Он сбросил все свое добро на пол и твердо сжал лук обеими руками. Необъяснимое движение вело его крохотными тиками, бегущими вдоль всей длины оружия, – тиками, что слились и стали тягой. Он углубился в пещеру. Лук направил растущее возбуждение к концу третьего чертога. Там оказалось нужное место, как будто отмеченное валуном. Лучник смахнул с камня пыль и нанесенные ветром сучья и охнул при виде пиктографии, грубо высеченной на поверхности: полукруг, пронзенный посередине тонкой заостренной черточкой: лук и стрела.
Он откатил камень и принялся копать, скрести утрамбованную землю руками и большим ножом с пояса. Через двадцать минут, на глубине в локоть, он наткнулся на твердое. Разметал землю, обнажив тяжелый деревянный ларец. С немалыми трудностями высвободил его из тугой каменистой почвы и согнулся ради нескольких глотков воздуха, прежде чем поддеть крышку. Та подчинилась и обнажила тяжелый сверток и накарябанную записку. Строки вывела знакомая рука. Они гласили:
Ты и я – Питер Уильямс. Моя память уже на исходе, так что я пишу эти слова под диктовку Эсте. Ты найдешь это после того, как она умрет и станет луком в твоей руке. Ты возвращаешься туда, откуда пришел, на другую сторону Ворра. Сейчас ты на полпути. Многие попытаются тебя остановить; некоторые попытаются забрать твою жизнь. Будь бдителен и умен. С нами идет только Эсте, только ей можно доверять. Она вывела меня из края войны, когда пролилась кровь. Год мы прожили в этой пещере, а затем ушли начать новую жизнь. Это был рай, но в преддверии ада. Она видела все и видела наше место во всем. Твое возвращенье уравновесит мертвецов, что последуют затем. Эсте шлет свою любовь из нашего времени – тебе и себе нынешней. Я же оставляю гостинец из прошлого – дракона, что остановит некоторых чудовищ, и воспоминание из деревни, что позволит тебе издали слышать нас и других.
Бог в помощь.
Ты.
Он долго таращился на бумагу, а потом его пробила дрожь. Воздух в пещере словно бы перенял волнение, так что все, кроме письма, дрожало размытым пятном. В шоке Лучника боролось что-то вроде ярости и ступора, и глаза закрылись, чтобы видеть, как друг друга рвут и когтят его крайности. Тело охватила судорога, мышцы затвердели, словно противясь возмущению вокруг и внутри него. Уже наставала точка перелома, когда раздался звук: емкий, сухой, словно звон расколотого колокола. Он раз отдался в пещере и заземлил смятение Лучника. Все надорванное время проглотил идеальный покой. В молочной неподвижности Лучник обернулся на расколотый ларец – теперь не более чем гнездо щепок.
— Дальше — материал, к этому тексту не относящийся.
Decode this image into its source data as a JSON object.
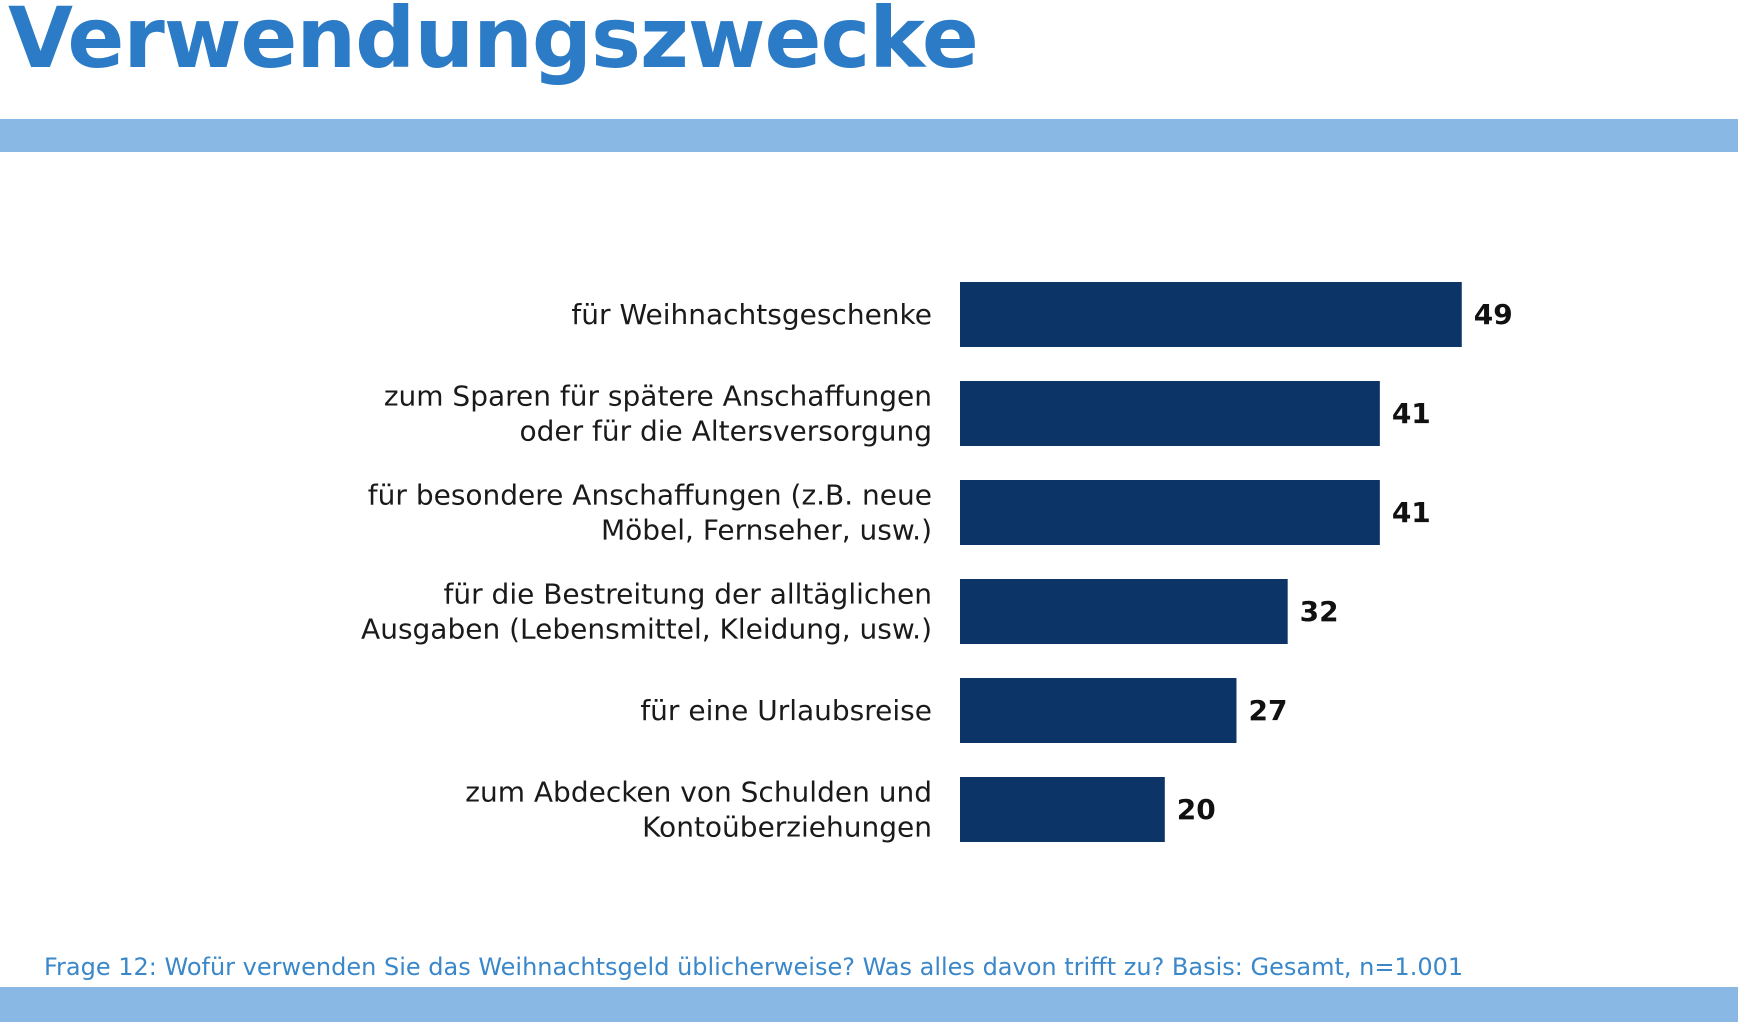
{
  "header": {
    "title": "Verwendungszwecke"
  },
  "footer": {
    "note": "Frage 12: Wofür verwenden Sie das Weihnachtsgeld üblicherweise? Was alles davon trifft zu? Basis: Gesamt, n=1.001"
  },
  "colors": {
    "title": "#2b7bc6",
    "band": "#8ab8e4",
    "bar": "#0c3466",
    "footnote": "#3a87c9"
  },
  "chart_data": {
    "type": "bar",
    "orientation": "horizontal",
    "categories": [
      [
        "für Weihnachtsgeschenke"
      ],
      [
        "zum Sparen für spätere Anschaffungen",
        "oder für die Altersversorgung"
      ],
      [
        "für besondere Anschaffungen (z.B. neue",
        "Möbel, Fernseher, usw.)"
      ],
      [
        "für die Bestreitung der alltäglichen",
        "Ausgaben (Lebensmittel, Kleidung, usw.)"
      ],
      [
        "für eine Urlaubsreise"
      ],
      [
        "zum Abdecken von Schulden und",
        "Kontoüberziehungen"
      ]
    ],
    "values": [
      49,
      41,
      41,
      32,
      27,
      20
    ],
    "title": "",
    "xlabel": "",
    "ylabel": "",
    "data_labels": true,
    "grid": false,
    "legend": "none"
  }
}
Лучник выпустил письмо из рук и подошел к источнику звука, согнувшись над содержимым ларца. Взял из обломков тяжелый сверток коричневой промасленной бумаги, и что-то зацепилось за него и упало к ногам, как мертвая пташка. Он отложил пакет и поднял две половинки кокосовой скорлупы, соединенные изломанным изогнутым суком и скрученной лозой. Одна из половинок распалась; он поднес к уху вторую, пока у запястья болталась лоза. Пещеру наполнил полый шорох абсолютного далекого моря; в ракушечной белизне перешептывались голоса.
Он осторожно отложил устройство и поднял тяжелый сверток. Развернув бумагу, ощутил в ладони успокаивающую тяжесть «Марса Фэрфакса»; без памяти или причины почувствовал, как весомое наличие пистолета утверждает его в другом, далеком времени и месте.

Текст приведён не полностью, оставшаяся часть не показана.